College of Pharmacy
- Type: Public pharmacy school
- Established: 1923
- Parent institution: University of Florida
- Dean: Peter Swaan
- Students: 1,245
- Location: Gainesville, Jacksonville, Orlando, Florida, United States
- Website: cop.ufl.edu

= University of Florida College of Pharmacy =

Pharmacy school in Gainesville, Florida

The University of Florida College of Pharmacy is the pharmacy school of the University of Florida located in Gainesville, Florida. Founded in 1923, The College of Pharmacy is one of six schools that compose the University of Florida Health Science Center. In addition, there are two campus sites in Jacksonville and Orlando.

== Degree Programs ==
The College of Pharmacy offers three degree programs: Doctor of Pharmacy (Pharm.D.) Doctor of Philosophy (Ph.D.) and Master of Science.

=== Doctor of Pharmacy ===
In total, the college has 1,018 Pharm.D. students spread throughout Gainesville, Orlando and Jacksonville.
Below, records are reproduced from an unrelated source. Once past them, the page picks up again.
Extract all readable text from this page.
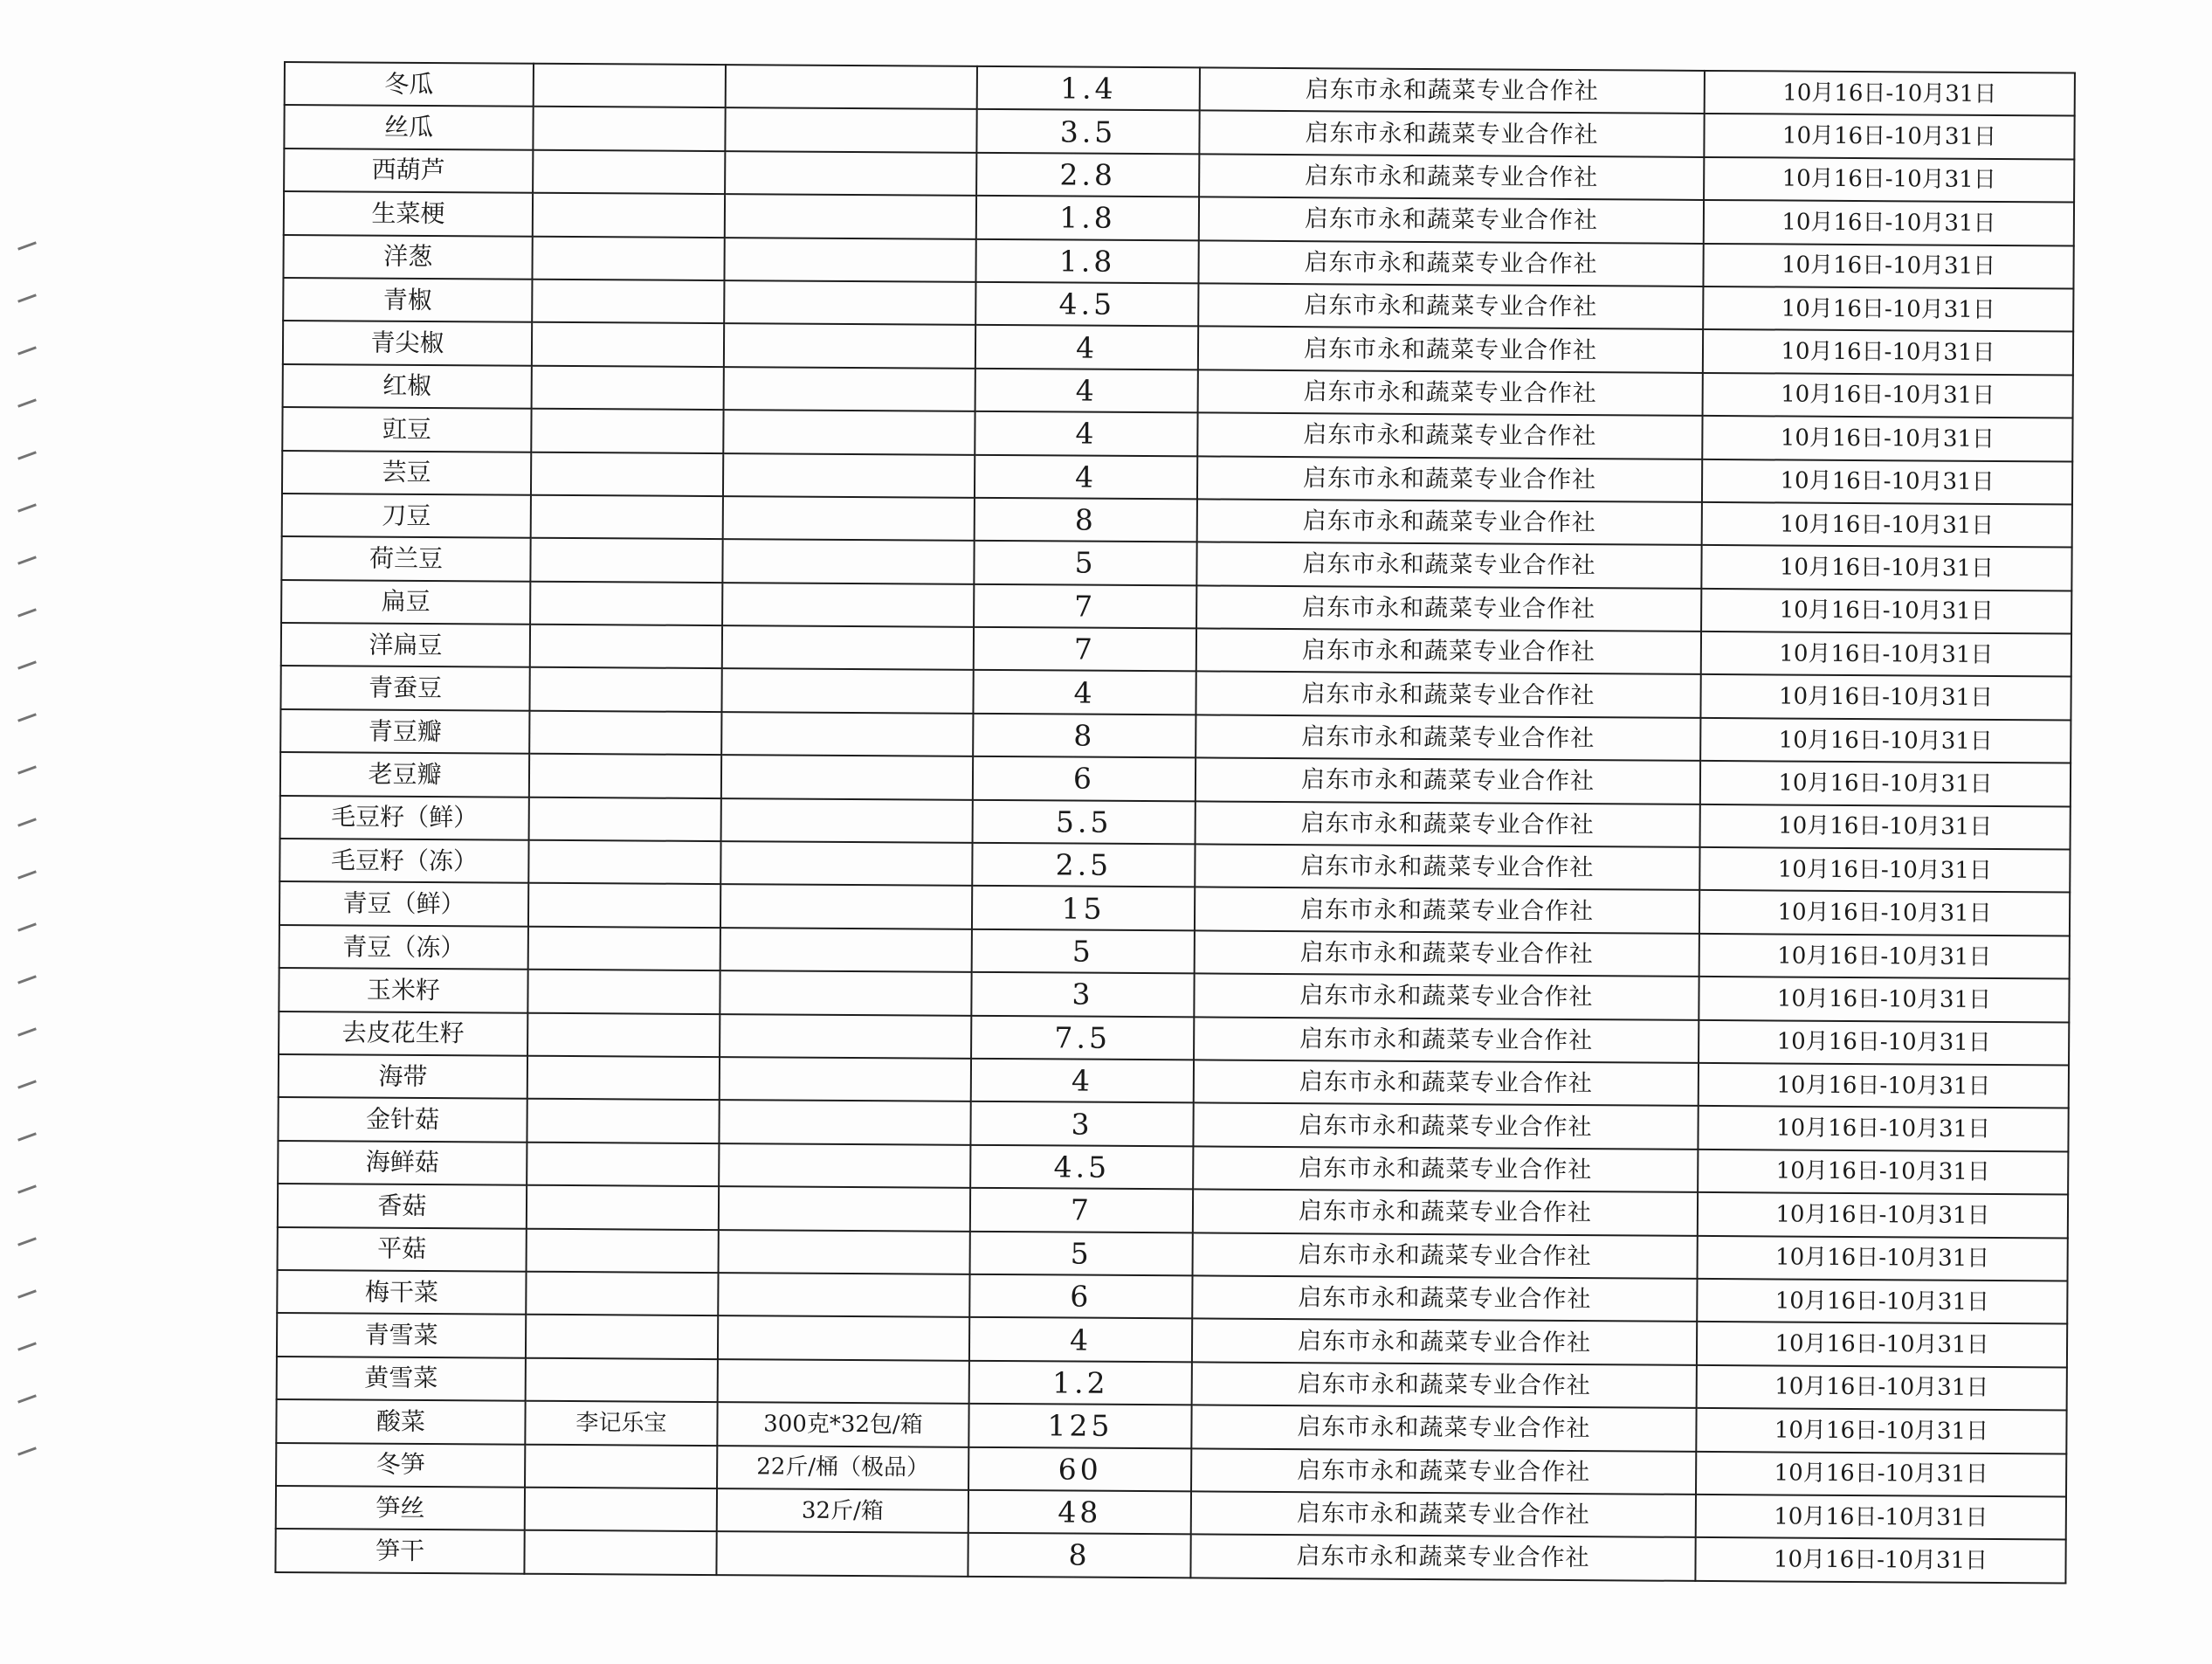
冬瓜			1.4	启东市永和蔬菜专业合作社	10月16日-10月31日
丝瓜			3.5	启东市永和蔬菜专业合作社	10月16日-10月31日
西葫芦			2.8	启东市永和蔬菜专业合作社	10月16日-10月31日
生菜梗			1.8	启东市永和蔬菜专业合作社	10月16日-10月31日
洋葱			1.8	启东市永和蔬菜专业合作社	10月16日-10月31日
青椒			4.5	启东市永和蔬菜专业合作社	10月16日-10月31日
青尖椒			4	启东市永和蔬菜专业合作社	10月16日-10月31日
红椒			4	启东市永和蔬菜专业合作社	10月16日-10月31日
豇豆			4	启东市永和蔬菜专业合作社	10月16日-10月31日
芸豆			4	启东市永和蔬菜专业合作社	10月16日-10月31日
刀豆			8	启东市永和蔬菜专业合作社	10月16日-10月31日
荷兰豆			5	启东市永和蔬菜专业合作社	10月16日-10月31日
扁豆			7	启东市永和蔬菜专业合作社	10月16日-10月31日
洋扁豆			7	启东市永和蔬菜专业合作社	10月16日-10月31日
青蚕豆			4	启东市永和蔬菜专业合作社	10月16日-10月31日
青豆瓣			8	启东市永和蔬菜专业合作社	10月16日-10月31日
老豆瓣			6	启东市永和蔬菜专业合作社	10月16日-10月31日
毛豆籽（鲜）			5.5	启东市永和蔬菜专业合作社	10月16日-10月31日
毛豆籽（冻）			2.5	启东市永和蔬菜专业合作社	10月16日-10月31日
青豆（鲜）			15	启东市永和蔬菜专业合作社	10月16日-10月31日
青豆（冻）			5	启东市永和蔬菜专业合作社	10月16日-10月31日
玉米籽			3	启东市永和蔬菜专业合作社	10月16日-10月31日
去皮花生籽			7.5	启东市永和蔬菜专业合作社	10月16日-10月31日
海带			4	启东市永和蔬菜专业合作社	10月16日-10月31日
金针菇			3	启东市永和蔬菜专业合作社	10月16日-10月31日
海鲜菇			4.5	启东市永和蔬菜专业合作社	10月16日-10月31日
香菇			7	启东市永和蔬菜专业合作社	10月16日-10月31日
平菇			5	启东市永和蔬菜专业合作社	10月16日-10月31日
梅干菜			6	启东市永和蔬菜专业合作社	10月16日-10月31日
青雪菜			4	启东市永和蔬菜专业合作社	10月16日-10月31日
黄雪菜			1.2	启东市永和蔬菜专业合作社	10月16日-10月31日
酸菜	李记乐宝	300克*32包/箱	125	启东市永和蔬菜专业合作社	10月16日-10月31日
冬笋		22斤/桶（极品）	60	启东市永和蔬菜专业合作社	10月16日-10月31日
笋丝		32斤/箱	48	启东市永和蔬菜专业合作社	10月16日-10月31日
笋干			8	启东市永和蔬菜专业合作社	10月16日-10月31日
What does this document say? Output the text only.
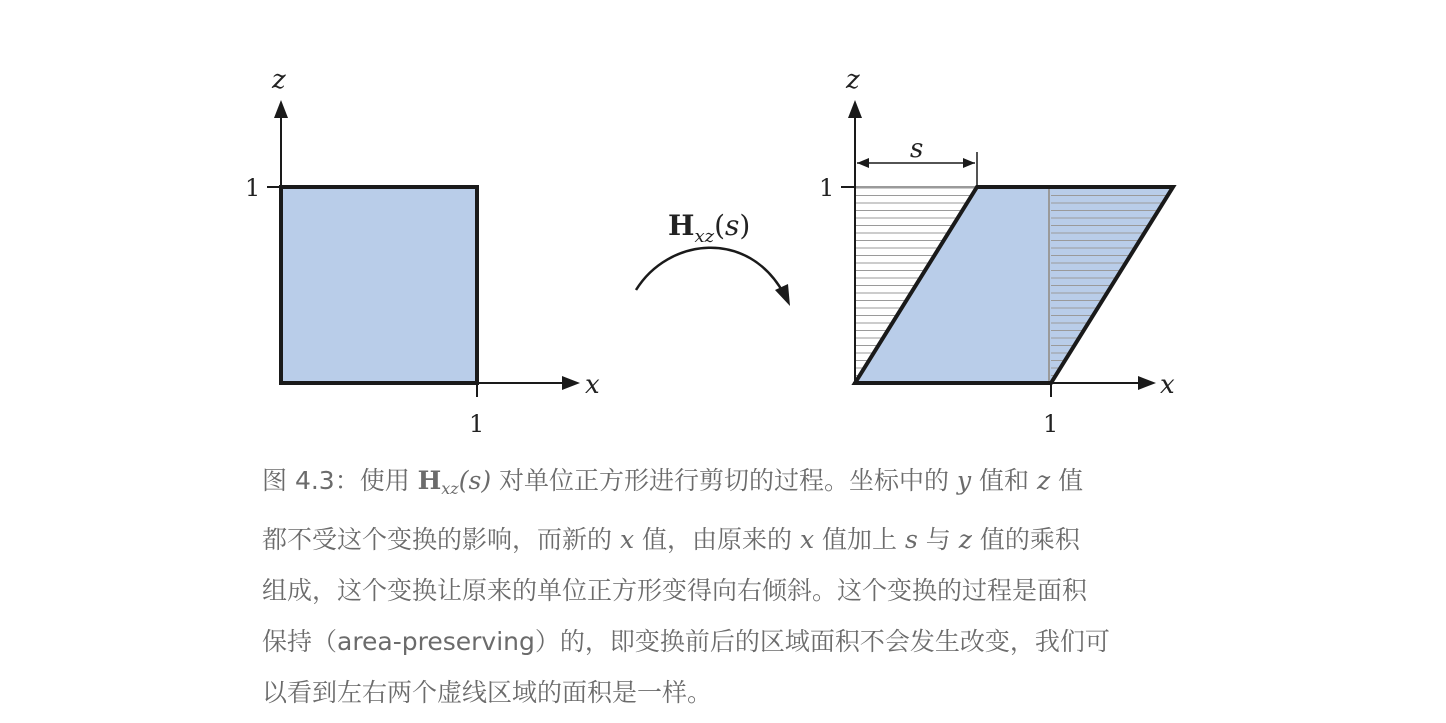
z
x
1
1
Hxz(s)
s
z
x
1
1
图 4.3：使用 $H_{xz}(s)$ 对单位正方形进行剪切的过程。坐标中的 y 值和 z 值
都不受这个变换的影响，而新的 x 值，由原来的 x 值加上 s 与 z 值的乘积
组成，这个变换让原来的单位正方形变得向右倾斜。这个变换的过程是面积
保持（area-preserving）的，即变换前后的区域面积不会发生改变，我们可
以看到左右两个虚线区域的面积是一样。
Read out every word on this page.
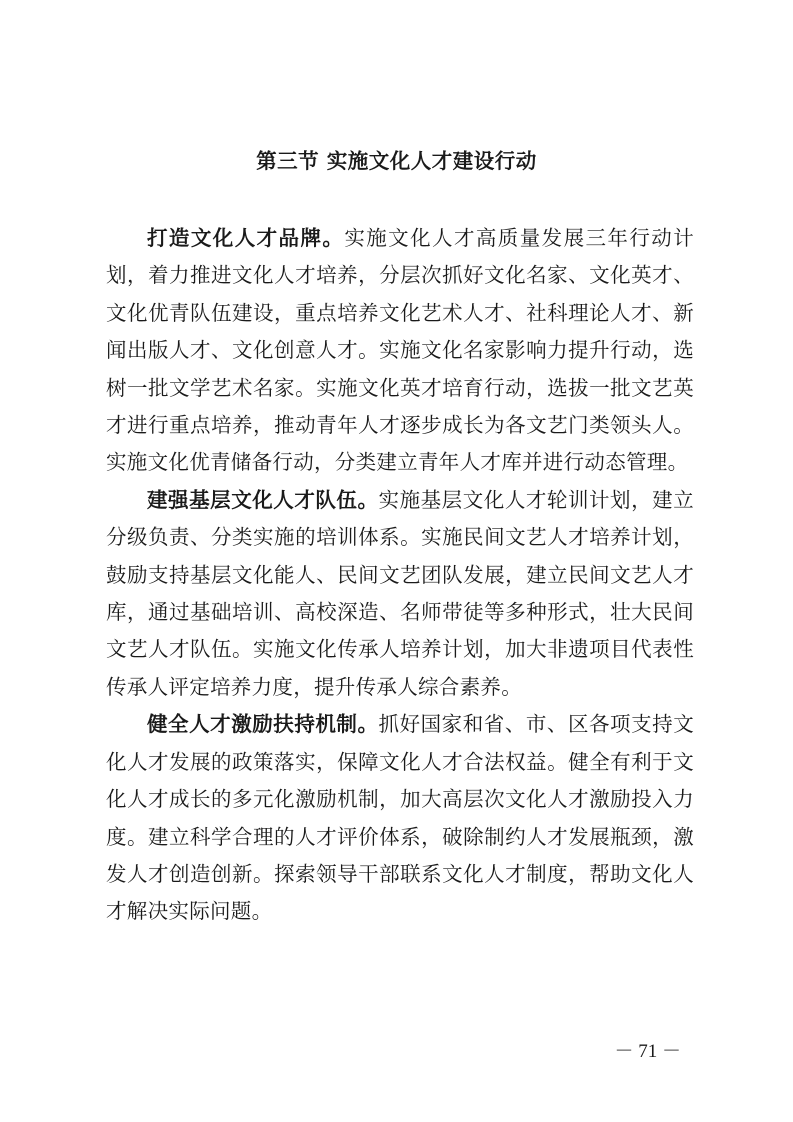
第三节 实施文化人才建设行动

打造文化人才品牌。实施文化人才高质量发展三年行动计划，着力推进文化人才培养，分层次抓好文化名家、文化英才、文化优青队伍建设，重点培养文化艺术人才、社科理论人才、新闻出版人才、文化创意人才。实施文化名家影响力提升行动，选树一批文学艺术名家。实施文化英才培育行动，选拔一批文艺英才进行重点培养，推动青年人才逐步成长为各文艺门类领头人。实施文化优青储备行动，分类建立青年人才库并进行动态管理。

建强基层文化人才队伍。实施基层文化人才轮训计划，建立分级负责、分类实施的培训体系。实施民间文艺人才培养计划，鼓励支持基层文化能人、民间文艺团队发展，建立民间文艺人才库，通过基础培训、高校深造、名师带徒等多种形式，壮大民间文艺人才队伍。实施文化传承人培养计划，加大非遗项目代表性传承人评定培养力度，提升传承人综合素养。

健全人才激励扶持机制。抓好国家和省、市、区各项支持文化人才发展的政策落实，保障文化人才合法权益。健全有利于文化人才成长的多元化激励机制，加大高层次文化人才激励投入力度。建立科学合理的人才评价体系，破除制约人才发展瓶颈，激发人才创造创新。探索领导干部联系文化人才制度，帮助文化人才解决实际问题。

－ 71 －
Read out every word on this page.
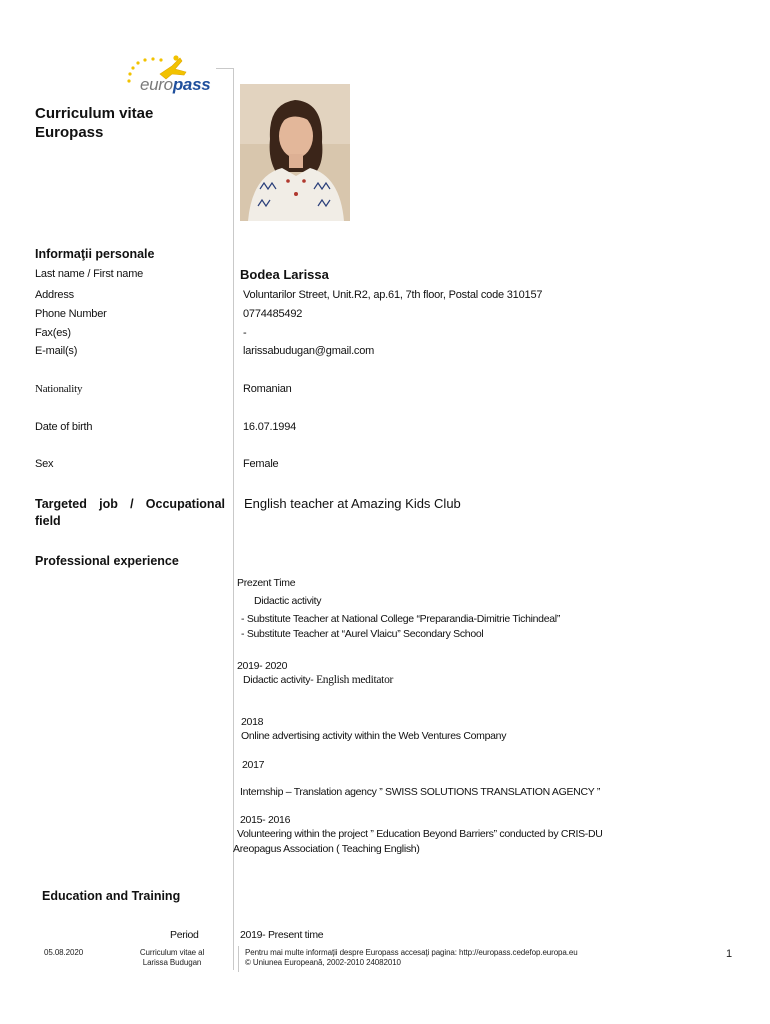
europass
Curriculum vitae
Europass
Informaţii personale
Last name / First name	Bodea Larissa
Address	Voluntarilor Street, Unit.R2, ap.61, 7th floor, Postal code 310157
Phone Number	0774485492
Fax(es)	-
E-mail(s)	larissabudugan@gmail.com
Nationality	Romanian
Date of birth	16.07.1994
Sex	Female
Targeted job / Occupational field
English teacher at Amazing Kids Club
Professional experience
Prezent Time
Didactic activity
- Substitute Teacher at National College “Preparandia-Dimitrie Tichindeal”
- Substitute Teacher at “Aurel Vlaicu” Secondary School
2019- 2020
Didactic activity- English meditator
2018
Online advertising activity within the Web Ventures Company
2017
Internship – Translation agency ” SWISS SOLUTIONS TRANSLATION AGENCY ”
2015- 2016
Volunteering within the project ” Education Beyond Barriers” conducted by CRIS-DU
Areopagus Association ( Teaching English)
Education and Training
Period	2019- Present time
05.08.2020	Curriculum vitae al
Larissa Budugan
Pentru mai multe informaţii despre Europass accesaţi pagina: http://europass.cedefop.europa.eu
© Uniunea Europeană, 2002-2010 24082010
1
For five consecutive years (2016 to 2020), the UF College of Pharmacy ranked No. 1 nationally in the number of graduates securing highly competitive pharmacy residency positions. The professional program is accredited by the Accreditation Council for Pharmacy Education.

=== Master of Science ===
Since 2000, the college has developed a master's degree and certificate programs using distance learning technologies.

=== Doctor of Philosophy ===
The college's 109 Ph.D. students receive training under the mentorship of more than 50 graduate faculty.

== Campuses ==
The College of Pharmacy has three campuses — in Gainesville, Jacksonville and Orlando — where Pharm.D. students study the same curriculum through simultaneous learning. Classes on the three campuses connect synchronously through videoconferencing, with faculty present at each campus.

=== Gainesville ===
The University of Florida's Gainesville campus began offering pharmacy degrees in 1923. The pharmacy campus is part of UF Health, which is the country's only academic health center with six health-related colleges (Medicine, Nursing, Public Health and Health Professions, Dentistry, and Veterinary Medicine), nine research centers and institutes and 10 hospitals.

The Gainesville pharmacy campus has more than 500 Pharm.D. students enrolled with 130 new pharmacy students admitted each fall semester.

=== Jacksonville ===
The Jacksonville campus began offering Pharm.D. degrees in 2002.

The Jacksonville campus has approximately 200 Pharm.D. students enrolled with 40-50 new students admitted each fall semester to the Pharm.D. program.

=== Orlando ===
The Orlando campus began offering Pharm.D. degrees in 2002. It is located on the UF Research and Academic Center at Lake Nona campus. The campus has a total program enrollment of 280 students enrolled and admits approximately 70 new students each year in the fall semester.

==Rankings and reputation ==

In 2024, U.S. News & World Report ranks the College of Pharmacy at fourth overall. The American Association of Colleges of Pharmacy ranks UF No. 3 nationally in NIH funding and federal funding and No. 3 nationally in total research funding. In total the College of Pharmacy received over $32 million in total Research Revenues in 2021.